Madrasah diniyah ini terdiri dari tiga tingkat:
a.       Madrasah diniyah awaliyah ialah madrasah diniyah tingkat permulaan dengan masa belajar 4 (empat) tahun dari kelas I sampai kelas IV dengan jumlah jam belajar sebanyak 18 jam pelajaran dalam seminggu.
b.      Madrasah diniyah wustha ialah Madrasah DIniyah tingkat menengah pertama dengan masa belajar 2 (dua) tahun dan kelas I sampai dengan kelas II dengan jumlah jam belajar sebanyak 18 jam pelajaran dalam seminggu.
c.       Madrasah diniyah ‘Ulya ialah madrasah diniyah tingkat menengah atas dengan masa belajar 2(dua) tahun dari kelas I sampai dengan II dengan jumlah jam belajar dalam seminggu.

   5.      Pendidikan Guru Agama Negeri
Yang biasanya disingkat PGAN ialah lembaga pendidikan sebgai sambungan dari madrasah tsanawiyah yang mempersiapkan siswa nya untuk menjadi guru agama pada sekolah dasar, sekolah luar biasa, guru agama/guru pada madrasah ibtidaiyah, dan Raudhatul Athfall.

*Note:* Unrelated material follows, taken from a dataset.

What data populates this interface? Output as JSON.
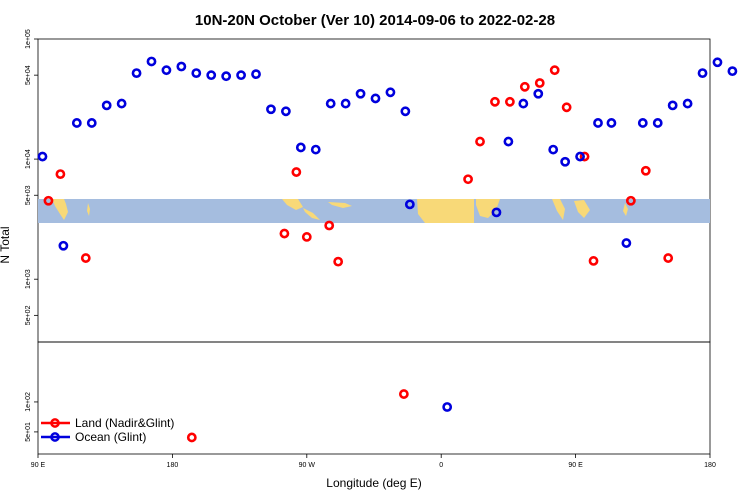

Tujuan dari PGAN:
a)      Memiliki pengetahuan tentang agama islam dan pengamalan nya
b)      Memiliki pengetahuan tentang Bahasa arab untuk memahami isi alqur’an dan hadist sebagai sumber ajaran agama islam
c)      Mengamalkan dan mengembangkan profesinya sebagai guru agama bertaqwa
d)     Memiliki kemampuan melaksanakan tugas hidupnya untuk mencapai kebahagiaan di dunia dan di akhirat.

    6.      Lembaga Pendidikan Pesantren
Pesantren merupakan lembaga pendidikan yang ada di Indonesia pesantren ini sendiri telah di kenal sejak zaman colonial. Pesantren adalah tempat para santri belajar ilmu agama islam. Kata pesantren berasal dari kata “santri”, artinya murid yang belajar agama islam. Disebut pesantren karena seluruh murid yang belajar atau thalabul ilmi di pesantren disebut dengan istilah santri.Tidak dikenal sebutan siswa atau murid.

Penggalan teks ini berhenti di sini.